L’espressione utilizzata fa sì che la portata applicativa della disposizione risulti particolarmente
ampia e flessibile, consentendo a uno Stato di attivare una procedura di assistenza anche con
riguardo a imposte e tasse di ogni genere, per il perseguimento di scopi nazionali. Inoltre l’esame
letterale dell’articolo 26, nell’attuale formulazione, consente di ritenere che lo scambio di
informazioni possa essere attuato anche in ordine a ipotesi di elusione fiscale, purché l’ordinamento
nazionale contenga una specifica norma antielusiva.
Tutti i Paesi convenzionati con l’Italia consentono lo scambio d’informazioni per l’applicazione
delle norme interne e di quelle previste dalle Convenzioni.
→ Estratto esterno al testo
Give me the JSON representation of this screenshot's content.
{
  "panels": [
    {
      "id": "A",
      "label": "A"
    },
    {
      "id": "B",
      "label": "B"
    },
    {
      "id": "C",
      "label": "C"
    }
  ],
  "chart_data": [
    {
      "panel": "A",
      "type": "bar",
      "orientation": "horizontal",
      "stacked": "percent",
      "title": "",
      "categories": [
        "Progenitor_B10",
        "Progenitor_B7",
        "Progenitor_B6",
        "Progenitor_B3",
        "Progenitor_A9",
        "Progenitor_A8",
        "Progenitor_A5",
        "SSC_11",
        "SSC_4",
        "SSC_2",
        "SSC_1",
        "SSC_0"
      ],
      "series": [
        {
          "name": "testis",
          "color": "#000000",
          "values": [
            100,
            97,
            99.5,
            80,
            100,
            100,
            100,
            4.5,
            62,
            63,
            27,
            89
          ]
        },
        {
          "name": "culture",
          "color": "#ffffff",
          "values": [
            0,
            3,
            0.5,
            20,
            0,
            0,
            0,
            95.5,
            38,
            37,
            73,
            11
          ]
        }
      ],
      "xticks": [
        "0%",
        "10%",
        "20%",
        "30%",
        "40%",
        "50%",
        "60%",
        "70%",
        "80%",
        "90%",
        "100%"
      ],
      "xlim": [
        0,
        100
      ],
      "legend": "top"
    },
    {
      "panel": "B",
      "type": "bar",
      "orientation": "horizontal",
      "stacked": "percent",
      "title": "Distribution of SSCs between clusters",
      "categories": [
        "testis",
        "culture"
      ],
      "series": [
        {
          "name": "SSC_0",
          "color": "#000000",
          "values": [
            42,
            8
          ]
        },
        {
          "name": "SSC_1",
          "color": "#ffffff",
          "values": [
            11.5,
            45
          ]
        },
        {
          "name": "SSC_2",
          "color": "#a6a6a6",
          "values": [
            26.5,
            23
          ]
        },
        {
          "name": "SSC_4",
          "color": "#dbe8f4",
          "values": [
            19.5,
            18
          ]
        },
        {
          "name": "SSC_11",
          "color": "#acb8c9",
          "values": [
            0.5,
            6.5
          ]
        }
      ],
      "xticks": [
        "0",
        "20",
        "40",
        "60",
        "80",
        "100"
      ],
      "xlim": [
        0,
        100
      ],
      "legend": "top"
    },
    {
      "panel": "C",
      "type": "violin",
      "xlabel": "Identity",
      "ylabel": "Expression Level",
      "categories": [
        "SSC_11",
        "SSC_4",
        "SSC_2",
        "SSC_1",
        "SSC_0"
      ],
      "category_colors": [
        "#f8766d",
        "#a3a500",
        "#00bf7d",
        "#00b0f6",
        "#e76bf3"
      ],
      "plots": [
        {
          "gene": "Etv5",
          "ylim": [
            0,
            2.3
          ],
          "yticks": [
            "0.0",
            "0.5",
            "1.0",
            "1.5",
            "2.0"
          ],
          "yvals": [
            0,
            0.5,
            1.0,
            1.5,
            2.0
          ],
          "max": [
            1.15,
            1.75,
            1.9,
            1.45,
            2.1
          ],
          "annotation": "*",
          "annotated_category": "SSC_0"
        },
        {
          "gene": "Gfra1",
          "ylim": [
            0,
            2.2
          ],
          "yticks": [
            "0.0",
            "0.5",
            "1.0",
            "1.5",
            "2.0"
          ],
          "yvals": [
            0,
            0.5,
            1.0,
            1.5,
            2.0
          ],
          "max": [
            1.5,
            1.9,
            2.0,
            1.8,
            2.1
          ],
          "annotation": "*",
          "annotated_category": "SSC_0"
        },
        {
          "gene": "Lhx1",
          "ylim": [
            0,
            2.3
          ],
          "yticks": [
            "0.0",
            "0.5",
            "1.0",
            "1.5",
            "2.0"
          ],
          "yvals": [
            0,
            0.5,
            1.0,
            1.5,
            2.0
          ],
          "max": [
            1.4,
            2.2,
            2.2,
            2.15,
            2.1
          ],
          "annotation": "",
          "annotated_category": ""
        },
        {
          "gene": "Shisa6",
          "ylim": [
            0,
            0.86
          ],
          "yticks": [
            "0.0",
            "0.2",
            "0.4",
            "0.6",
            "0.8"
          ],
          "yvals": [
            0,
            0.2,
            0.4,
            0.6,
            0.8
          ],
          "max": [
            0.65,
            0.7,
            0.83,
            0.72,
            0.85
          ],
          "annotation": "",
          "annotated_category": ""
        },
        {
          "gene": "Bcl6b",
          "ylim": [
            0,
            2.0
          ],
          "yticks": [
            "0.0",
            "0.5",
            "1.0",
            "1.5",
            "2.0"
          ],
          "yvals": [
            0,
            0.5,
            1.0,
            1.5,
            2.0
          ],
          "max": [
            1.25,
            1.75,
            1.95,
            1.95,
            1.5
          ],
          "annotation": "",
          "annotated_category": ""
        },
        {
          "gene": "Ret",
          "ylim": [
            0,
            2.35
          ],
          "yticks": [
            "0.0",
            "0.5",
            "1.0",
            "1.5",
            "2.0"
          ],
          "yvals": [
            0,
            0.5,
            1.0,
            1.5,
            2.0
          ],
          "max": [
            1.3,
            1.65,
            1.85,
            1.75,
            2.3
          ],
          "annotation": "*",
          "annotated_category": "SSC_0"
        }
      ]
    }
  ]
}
Esistono, tuttavia, alcune eccezioni4, per
le quali l’assistenza è limitata soltanto al campo di applicazione delle norme convenzionali.
Recentemente l’Ocse ha pubblicato un modello di accordo per lo scambio di informazioni in
materia fiscale (Agreement on exchange of information on tax matters), alla cui predisposizione
hanno contribuito, oltre ai rappresentanti di numerosi Paesi membri dell’Ocse, anche Stati non
aderenti e rientranti fino a pochi mesi fa nella black list dei Paesi non cooperativi. L’accordo è stato
predisposto sia come modello per i trattati bilaterali che per quelli multilaterali, laddove la parte che
aderisce al trattato multilaterale si obbliga soltanto nei confronti dei soggetti con cui vuole stipulare
un accordo specificando, nel documento di ratifica, il soggetto o i soggetti verso cui si vuole
obbligare.
Va segnalato, infine, che la nuova versione del Modello Ocse (2005) presenta una revisione
dell’articolo 26 in materia di scambio di informazioni, che include due nuovi paragrafi. Il
paragarafo 4 ribadisce che in nessun caso l’Autorità interpellata potrà rifiutarsi di fornire
l’informazione per il solo fatto che queste non sono utili alla propria Amministrazione fiscale. Il
paragrafo 5 dispone espressamente che non potranno essere rifiutate informazioni alle omologhe
autorità estere soltanto perché detenute da banche, istituti finanziari, agenti o fiduciari. Tale
disposizione che, di fatto, sgretola ogni resistenza fondata sulla tutela del segreto bancario, sarà
tuttavia efficace soltanto a seguito della revisione dei trattati attualmente vigenti o della stipula di
nuove Convenzioni. Peraltro è bene precisare che il contenuto dell’accordo non è affatto vincolante
per i Paesi contraenti, ma rappresenta soltanto ciò che l’Ocse raccomanda come standard ideale per
realizzare un effettivo scambio di informazioni.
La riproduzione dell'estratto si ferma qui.